Novo Buys Startup Ziylo in Potential $800 Million Deal

(Bloomberg) -- Novo Nordisk A/S, the world’s biggest maker of diabetes drugs, agreed to buy Ziylo Ltd. to develop new forms of insulin that would respond better to blood sugar levels, in a deal that may value the U.K. startup at more than $800 million.

Ziylo has been developing molecules that tightly bind insulin and could be used to help patients avoid dangerous low blood sugar levels, making treatment safer and more effective, Bagsvaerd, Denmark-based Novo Nordisk said Friday.

“One of the main reasons people have high blood sugar levels is that they’re afraid of lows,” said Harry Destecroix, co-founder and CEO of closely held Ziylo, in an interview. “If you had an insulin you couldn’t really overdose on, that would be really exciting.”

Novo Chief Executive Officer Lars Fruergaard Jorgensen has sought out acquisition and licensing opportunities after losing out to rival Sanofi in an attempt to buy Ablynx NV, whose Cablivi treatment for a clotting disorder was recommended for European approval in June.
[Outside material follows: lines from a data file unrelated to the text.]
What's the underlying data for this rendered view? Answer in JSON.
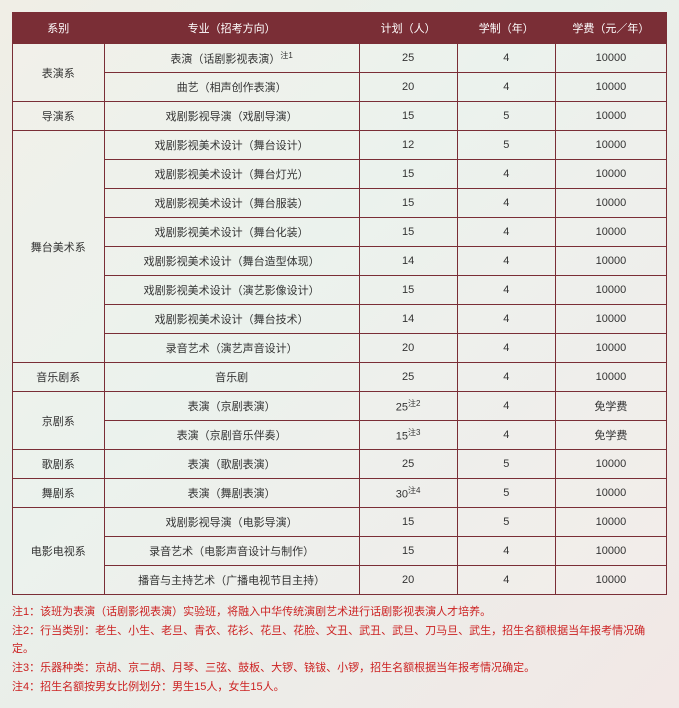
{
  "headers": [
    "系别",
    "专业（招考方向）",
    "计划（人）",
    "学制（年）",
    "学费（元／年）"
  ],
  "groups": [
    {
      "dept": "表演系",
      "rows": [
        {
          "major": "表演（话剧影视表演）",
          "sup": "注1",
          "plan": "25",
          "years": "4",
          "fee": "10000"
        },
        {
          "major": "曲艺（相声创作表演）",
          "plan": "20",
          "years": "4",
          "fee": "10000"
        }
      ]
    },
    {
      "dept": "导演系",
      "rows": [
        {
          "major": "戏剧影视导演（戏剧导演）",
          "plan": "15",
          "years": "5",
          "fee": "10000"
        }
      ]
    },
    {
      "dept": "舞台美术系",
      "rows": [
        {
          "major": "戏剧影视美术设计（舞台设计）",
          "plan": "12",
          "years": "5",
          "fee": "10000"
        },
        {
          "major": "戏剧影视美术设计（舞台灯光）",
          "plan": "15",
          "years": "4",
          "fee": "10000"
        },
        {
          "major": "戏剧影视美术设计（舞台服装）",
          "plan": "15",
          "years": "4",
          "fee": "10000"
        },
        {
          "major": "戏剧影视美术设计（舞台化装）",
          "plan": "15",
          "years": "4",
          "fee": "10000"
        },
        {
          "major": "戏剧影视美术设计（舞台造型体现）",
          "plan": "14",
          "years": "4",
          "fee": "10000"
        },
        {
          "major": "戏剧影视美术设计（演艺影像设计）",
          "plan": "15",
          "years": "4",
          "fee": "10000"
        },
        {
          "major": "戏剧影视美术设计（舞台技术）",
          "plan": "14",
          "years": "4",
          "fee": "10000"
        },
        {
          "major": "录音艺术（演艺声音设计）",
          "plan": "20",
          "years": "4",
          "fee": "10000"
        }
      ]
    },
    {
      "dept": "音乐剧系",
      "rows": [
        {
          "major": "音乐剧",
          "plan": "25",
          "years": "4",
          "fee": "10000"
        }
      ]
    },
    {
      "dept": "京剧系",
      "rows": [
        {
          "major": "表演（京剧表演）",
          "plan": "25",
          "plansup": "注2",
          "years": "4",
          "fee": "免学费"
        },
        {
          "major": "表演（京剧音乐伴奏）",
          "plan": "15",
          "plansup": "注3",
          "years": "4",
          "fee": "免学费"
        }
      ]
    },
    {
      "dept": "歌剧系",
      "rows": [
        {
          "major": "表演（歌剧表演）",
          "plan": "25",
          "years": "5",
          "fee": "10000"
        }
      ]
    },
    {
      "dept": "舞剧系",
      "rows": [
        {
          "major": "表演（舞剧表演）",
          "plan": "30",
          "plansup": "注4",
          "years": "5",
          "fee": "10000"
        }
      ]
    },
    {
      "dept": "电影电视系",
      "rows": [
        {
          "major": "戏剧影视导演（电影导演）",
          "plan": "15",
          "years": "5",
          "fee": "10000"
        },
        {
          "major": "录音艺术（电影声音设计与制作）",
          "plan": "15",
          "years": "4",
          "fee": "10000"
        },
        {
          "major": "播音与主持艺术（广播电视节目主持）",
          "plan": "20",
          "years": "4",
          "fee": "10000"
        }
      ]
    }
  ],
  "notes": [
    "注1：该班为表演（话剧影视表演）实验班，将融入中华传统演剧艺术进行话剧影视表演人才培养。",
    "注2：行当类别：老生、小生、老旦、青衣、花衫、花旦、花脸、文丑、武丑、武旦、刀马旦、武生，招生名额根据当年报考情况确定。",
    "注3：乐器种类：京胡、京二胡、月琴、三弦、鼓板、大锣、铙钹、小锣，招生名额根据当年报考情况确定。",
    "注4：招生名额按男女比例划分：男生15人，女生15人。"
  ]
}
The Danish company has been struggling against pricing pressure in the U.S., its biggest market, where competition and changes in the Medicare program are hurting results.

The goal of the Ziylo deal is to develop “a smart insulin that would self-regulate its activity based on glucose levels in the body,” said Marcus Schindler, Novo’s senior vice president for drug discovery.

Glucose Binding

While Novo hasn’t acquired many research-stage companies, and Ziylo’s technology is still a few years from the clinic, the Danish drugmaker had been aware of the glucose-binding science for some time and felt that it had potential, he said.

Ziylo was spun out of the University of Bristol in England, where Destecroix earned his doctorate in chemistry four years ago. The company focuses on the development of glucose-binding molecules designed by Bristol professor Anthony Davis that can sense levels of sugar in the blood that it aims to use as switches to turn insulin activity on and off, Destecroix said.

Years of chronically elevated blood sugar levels can lead to severe heart, kidney and eye disease. Yet diabetes patients and parents of young children with the condition sometimes hesitate to aggressively treat high levels for fear of lows, Destecroix said, which can result in temporary mental confusion, blackouts, and other side effects.

Novo said it will pay an upfront sum and certain undisclosed amounts later if the technology reaches regulatory and sales goals. A new company led by Destecroix, called Carbometrics, will collaborate with Novo on development of glucose-sensing insulins. Carbometrics also has the rights to use the technology to develop diagnostics, Destecroix said.

Novo shares were down 0.7 percent at 1:15 p.m. in Denmark.